Gaël Marsaud est docteur en science politique de l’université Paris 8. Spécialiste de la politisation des films documentaires, ses objets de recherche portent plus généralement sur les rapports entre art et politique.

Ton travail de recherche se fonde sur une étude comparative qui met en scène deux quartiers populaires différents : le quartier Basilique à Saint Denis et celui de la Joliette à Marseille. Tu as ainsi disséqué plusieurs films documentaires produits durant les années 2000 et qui ont tous comme point commun de se circonscrire géographiquement à ces deux espaces de réalisation. Pourrais-tu revenir succinctement sur les raisons qui t’ont convaincu de délimiter a priori ton terrain d’enquête à ces deux lieux géographiques ? Souhaitais-tu dès le départ privilégier une thématique socio-politique particulière comme la gentrification ou la transformation des rapports sociaux au sein de ces espaces populaires ?

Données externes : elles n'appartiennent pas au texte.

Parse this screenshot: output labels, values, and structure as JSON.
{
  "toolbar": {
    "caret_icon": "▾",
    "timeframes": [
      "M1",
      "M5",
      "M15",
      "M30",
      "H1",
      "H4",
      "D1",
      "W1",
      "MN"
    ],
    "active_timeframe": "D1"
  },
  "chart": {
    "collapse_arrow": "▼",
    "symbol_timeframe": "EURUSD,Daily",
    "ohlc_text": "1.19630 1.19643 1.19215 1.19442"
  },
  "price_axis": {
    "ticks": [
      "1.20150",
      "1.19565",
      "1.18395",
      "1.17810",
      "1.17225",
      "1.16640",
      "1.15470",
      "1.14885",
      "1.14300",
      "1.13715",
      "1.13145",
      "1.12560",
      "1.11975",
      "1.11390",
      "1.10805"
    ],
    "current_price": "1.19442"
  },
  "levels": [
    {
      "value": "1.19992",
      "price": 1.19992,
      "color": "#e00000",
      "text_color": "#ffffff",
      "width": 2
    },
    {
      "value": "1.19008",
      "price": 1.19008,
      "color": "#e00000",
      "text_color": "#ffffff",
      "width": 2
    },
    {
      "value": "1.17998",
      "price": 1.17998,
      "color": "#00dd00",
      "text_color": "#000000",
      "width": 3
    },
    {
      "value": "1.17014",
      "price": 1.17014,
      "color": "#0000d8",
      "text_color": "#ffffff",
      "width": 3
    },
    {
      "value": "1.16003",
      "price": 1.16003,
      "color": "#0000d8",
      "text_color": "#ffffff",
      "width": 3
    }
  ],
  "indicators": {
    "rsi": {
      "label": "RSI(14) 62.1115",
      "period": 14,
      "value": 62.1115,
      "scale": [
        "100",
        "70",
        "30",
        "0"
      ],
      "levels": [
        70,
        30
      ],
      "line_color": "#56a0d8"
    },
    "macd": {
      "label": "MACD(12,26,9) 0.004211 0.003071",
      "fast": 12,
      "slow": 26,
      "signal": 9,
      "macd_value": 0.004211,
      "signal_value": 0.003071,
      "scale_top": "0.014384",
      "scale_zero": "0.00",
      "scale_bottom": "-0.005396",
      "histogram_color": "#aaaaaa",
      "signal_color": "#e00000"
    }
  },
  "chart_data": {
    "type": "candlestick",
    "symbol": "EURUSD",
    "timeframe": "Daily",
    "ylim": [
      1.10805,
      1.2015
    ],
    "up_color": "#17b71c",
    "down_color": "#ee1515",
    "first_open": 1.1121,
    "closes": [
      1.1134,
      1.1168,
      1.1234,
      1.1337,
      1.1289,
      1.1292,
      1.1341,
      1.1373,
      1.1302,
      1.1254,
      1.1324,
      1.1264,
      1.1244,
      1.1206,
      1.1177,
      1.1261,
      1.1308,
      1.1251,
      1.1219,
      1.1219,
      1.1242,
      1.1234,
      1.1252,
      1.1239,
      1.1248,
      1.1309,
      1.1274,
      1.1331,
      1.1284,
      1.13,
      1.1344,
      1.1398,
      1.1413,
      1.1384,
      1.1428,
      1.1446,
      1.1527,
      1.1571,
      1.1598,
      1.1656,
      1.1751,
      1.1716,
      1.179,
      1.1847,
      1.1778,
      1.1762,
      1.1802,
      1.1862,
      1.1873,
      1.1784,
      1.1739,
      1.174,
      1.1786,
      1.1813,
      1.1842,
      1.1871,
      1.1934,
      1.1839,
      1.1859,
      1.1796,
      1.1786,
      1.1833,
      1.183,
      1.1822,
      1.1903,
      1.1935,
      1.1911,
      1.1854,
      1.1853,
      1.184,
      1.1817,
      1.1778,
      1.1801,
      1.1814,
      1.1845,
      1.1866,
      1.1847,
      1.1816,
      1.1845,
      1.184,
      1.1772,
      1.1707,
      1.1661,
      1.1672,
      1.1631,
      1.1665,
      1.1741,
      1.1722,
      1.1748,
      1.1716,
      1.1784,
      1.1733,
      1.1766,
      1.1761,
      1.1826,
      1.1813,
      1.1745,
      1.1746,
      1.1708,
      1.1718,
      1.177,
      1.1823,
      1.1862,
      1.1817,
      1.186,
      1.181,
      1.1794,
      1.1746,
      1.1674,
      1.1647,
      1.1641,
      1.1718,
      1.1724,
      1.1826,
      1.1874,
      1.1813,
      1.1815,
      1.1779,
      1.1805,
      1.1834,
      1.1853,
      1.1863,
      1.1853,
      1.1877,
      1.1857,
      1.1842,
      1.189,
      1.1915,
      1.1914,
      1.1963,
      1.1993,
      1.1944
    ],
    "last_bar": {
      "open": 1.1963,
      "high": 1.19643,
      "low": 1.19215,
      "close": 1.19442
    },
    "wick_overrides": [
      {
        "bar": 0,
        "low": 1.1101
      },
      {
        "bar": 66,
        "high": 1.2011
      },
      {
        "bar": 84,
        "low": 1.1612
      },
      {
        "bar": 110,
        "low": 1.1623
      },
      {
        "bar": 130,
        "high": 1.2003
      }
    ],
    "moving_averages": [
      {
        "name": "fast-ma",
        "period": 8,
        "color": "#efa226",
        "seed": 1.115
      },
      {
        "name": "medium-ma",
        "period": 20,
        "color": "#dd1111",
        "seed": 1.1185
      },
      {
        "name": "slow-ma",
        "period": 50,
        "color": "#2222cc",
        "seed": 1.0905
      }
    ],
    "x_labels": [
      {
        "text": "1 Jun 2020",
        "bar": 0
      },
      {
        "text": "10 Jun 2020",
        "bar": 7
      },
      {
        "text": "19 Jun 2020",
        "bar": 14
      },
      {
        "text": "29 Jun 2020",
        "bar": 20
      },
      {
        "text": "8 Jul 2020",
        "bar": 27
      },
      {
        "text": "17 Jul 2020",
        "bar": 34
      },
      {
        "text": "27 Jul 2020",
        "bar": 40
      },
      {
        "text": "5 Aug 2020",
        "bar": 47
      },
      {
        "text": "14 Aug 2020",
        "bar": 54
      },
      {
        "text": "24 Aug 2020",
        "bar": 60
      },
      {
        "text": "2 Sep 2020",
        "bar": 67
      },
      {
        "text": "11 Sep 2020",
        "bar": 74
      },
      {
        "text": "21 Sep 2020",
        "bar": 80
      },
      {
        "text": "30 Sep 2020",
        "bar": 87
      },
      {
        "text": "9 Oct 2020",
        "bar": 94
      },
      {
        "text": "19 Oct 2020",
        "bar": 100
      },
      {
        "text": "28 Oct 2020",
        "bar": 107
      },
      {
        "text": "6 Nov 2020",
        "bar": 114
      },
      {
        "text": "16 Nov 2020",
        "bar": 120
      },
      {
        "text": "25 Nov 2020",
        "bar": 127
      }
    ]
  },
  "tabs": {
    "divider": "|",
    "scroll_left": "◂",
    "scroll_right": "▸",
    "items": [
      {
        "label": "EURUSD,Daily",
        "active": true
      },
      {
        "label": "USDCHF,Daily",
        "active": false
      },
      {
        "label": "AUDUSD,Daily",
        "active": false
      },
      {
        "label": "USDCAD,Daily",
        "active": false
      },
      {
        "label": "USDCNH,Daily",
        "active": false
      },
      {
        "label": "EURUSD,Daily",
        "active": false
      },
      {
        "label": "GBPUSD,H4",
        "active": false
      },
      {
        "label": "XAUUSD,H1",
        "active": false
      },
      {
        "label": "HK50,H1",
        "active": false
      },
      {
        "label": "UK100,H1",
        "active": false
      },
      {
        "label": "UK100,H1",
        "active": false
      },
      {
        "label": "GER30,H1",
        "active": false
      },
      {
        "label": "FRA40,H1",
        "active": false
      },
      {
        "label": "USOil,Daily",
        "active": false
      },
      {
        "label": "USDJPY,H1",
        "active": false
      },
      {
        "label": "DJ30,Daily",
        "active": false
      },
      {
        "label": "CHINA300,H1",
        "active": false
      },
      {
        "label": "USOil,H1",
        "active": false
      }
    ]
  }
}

Sélectionner des films en privilégiant une entrée spatiale s’est imposé au moins pour deux raisons. La première renvoie aux conditions de réalisation de la thèse. Financé par la région Île-de-France, mon projet initial proposait une analyse des politiques publiques de gestion de la « diversité » dans le financement et la production documentaire en Île-de-France et en PACA. L’objet d’étude était déjà délimité par un découpage spatial et privilégiait des instances, des acteurs ayant partie liée à ces régions. Je ratais ainsi une grande partie du spectre des productions documentaires et donc des modes de politisation. Mes premiers pas dans l’enquête ont donc consisté à me détacher de la commande initiale pour emprunter d’autres chemins sans privilégier des enjeux de politique publique, une définition restreinte du documentaire et des acteurs consacrés. La seconde raison tient aux limites que suppose toute sélection par thématiques. J’aurais imposé mes vues en optant pour des catégories à succès telles que « gentrification » ou espaces « populaires » et il est toujours difficile de savoir si un film contient ou non de telles références. Ces termes n’y sont pas nécessairement mobilisés et pour autant, quand ils sont absents, les différents acteurs impliqués à divers titres n’y font-ils pas référence de manière implicite ? Je pense par exemple au travail de mise en forme opéré par les réalisateurs les plus artistes, où l’absence relative de dénomination des mécanismes sociaux, des acteurs, voire des lieux et des temporalités constitue à la fois une « bonne » manière de faire des films mais aussi de faire politiquement du cinéma (pour paraphraser Godard). Selon ces réalisateurs, le spectateur devrait interpréter par lui-même les images sans se voir imposer une grille de lecture. L’absence de sélection par thématique est due à l’impossibilité d’opérer un choix sans mobiliser mes propres catégories d’analyse. Ensuite, pour rendre la comparaison possible j’ai choisi deux découpages spatiaux qui forment des espaces urbains où suffisamment de films on été tournés et pour lesquels le qualificatif de « populaire » constitue à divers titres un enjeu. Point important, ces films ne se déroulent pas tous à l’échelle du quartier : a minima ils devaient compter deux séquences tournées sur les lieux afin d’observer les découpages privilégiés et les différentes manières de donner à voir ces espaces.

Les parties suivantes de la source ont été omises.